The chairman of the leading opposition Chadema, Mr Freeman Mbowe, has petitioned the High Court to declare his arrest and arraignment over unbailable terrorism and economic sabotage charges unconstitutional.
In the constitutional petition filed in Dar es Salaam on Monday, Mr Mbowe says his arrest and subsequent charging in court grossly violated his rights protected by the constitution.
The outspoken opposition leader was arrested from his hotel room in Mwanza on July 21 amid renewed campaigns by his party to push for a new constitution.
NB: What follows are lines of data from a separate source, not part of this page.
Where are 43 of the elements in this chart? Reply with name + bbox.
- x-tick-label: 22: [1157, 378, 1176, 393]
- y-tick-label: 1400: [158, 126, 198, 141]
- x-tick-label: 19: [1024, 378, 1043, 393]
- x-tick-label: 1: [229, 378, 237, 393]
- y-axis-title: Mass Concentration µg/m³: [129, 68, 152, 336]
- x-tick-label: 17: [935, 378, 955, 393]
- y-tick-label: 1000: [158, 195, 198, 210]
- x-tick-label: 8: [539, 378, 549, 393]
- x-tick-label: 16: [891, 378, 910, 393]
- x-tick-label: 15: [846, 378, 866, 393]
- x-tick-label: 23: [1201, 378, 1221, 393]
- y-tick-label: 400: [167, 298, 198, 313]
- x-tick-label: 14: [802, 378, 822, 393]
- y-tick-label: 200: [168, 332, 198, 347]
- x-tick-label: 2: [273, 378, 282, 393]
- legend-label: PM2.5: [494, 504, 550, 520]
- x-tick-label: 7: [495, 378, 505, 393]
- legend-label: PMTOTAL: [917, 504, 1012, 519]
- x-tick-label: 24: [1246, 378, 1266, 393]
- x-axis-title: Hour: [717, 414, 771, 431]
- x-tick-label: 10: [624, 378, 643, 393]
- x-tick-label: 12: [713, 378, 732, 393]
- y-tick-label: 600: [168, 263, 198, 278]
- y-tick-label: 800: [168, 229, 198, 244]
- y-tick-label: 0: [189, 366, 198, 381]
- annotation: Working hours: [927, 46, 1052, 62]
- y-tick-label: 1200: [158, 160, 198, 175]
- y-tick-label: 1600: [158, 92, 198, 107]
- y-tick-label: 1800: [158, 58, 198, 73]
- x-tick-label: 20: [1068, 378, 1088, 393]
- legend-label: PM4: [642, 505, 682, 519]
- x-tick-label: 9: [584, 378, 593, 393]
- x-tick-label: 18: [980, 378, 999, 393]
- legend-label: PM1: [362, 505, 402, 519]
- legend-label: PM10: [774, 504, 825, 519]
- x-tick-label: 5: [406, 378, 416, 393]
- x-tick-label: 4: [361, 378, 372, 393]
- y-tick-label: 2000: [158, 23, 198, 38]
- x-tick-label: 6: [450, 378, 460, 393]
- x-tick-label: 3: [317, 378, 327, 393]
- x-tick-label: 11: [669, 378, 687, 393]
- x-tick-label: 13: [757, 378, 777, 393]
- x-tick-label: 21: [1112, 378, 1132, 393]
He was transported to Dar es Salaam the following day, taken to his residence at Mikocheni where he was searched before he was remanded at Oysterbay Police Station until July 26 when he was arraigned at the Kisutu Resident Magistrate’s Court.
“The search was conducted in a manner that was indecent and calculated to inflict maximum humiliation and mental torture, both to me and my family,” says Mr Mbowe in a sworn affidavit to support his petition.
At Oysterbay Police Station, he says: “I was subjected to further verbal abuse, and was made to sleep on a Spartan remand room without any amenities such that I slept on the bare floor.”
Respondents in the petition are the Director of Public Prosecutions (DPP), the Inspector General of Police (IGP) and the Attorney General, who government’s chief legal adviser.
Through his lawyer, Peter Kibatala, Mr Mbowe says the DPP and the IGP violated his constitutional rights under section 29 (1) of the Economic and Organized Crimes Control Act and Article 13 (6) (a) (b) and (d) by holding him in custody in deplorable conditions, including making him sleep on a concrete floor without any amenities for five days.
He further contended that the IGP and DPP, together with the Kisutu Resident Magistrate’s Court violated his constitutional rights by failing to notify him in writing that he was to be charged with serious offences and by wilfully failing to afford him with opportunity and facilities to communicate with his lawyers or relatives.
“The petitioner was denied even an access to a copy of the relevant charge sheet until the same was procured at great difficulty by his lawyers on July 27, 2021,” says Mr Mbowe’s lawyer. He has sought a declaration that the DPP and IGP violated his constitutional rights by holding him in custody in deplorable conditions against section 29 (1) of the Economic and Organised Crimes Control Act and Article 13 (6) (a), (b) and (d) of the constitution designed to prevent abuse of a suspect at a police station.
“I feel condemned already, and in fact I am convinced that the entire proceedings are carefully designed to persecute me. If the police and the court cannot meet the basic standards of criminal process from the outset, there is no reasonable expectation that I will have a fair trial,” argues Mr Mbowe.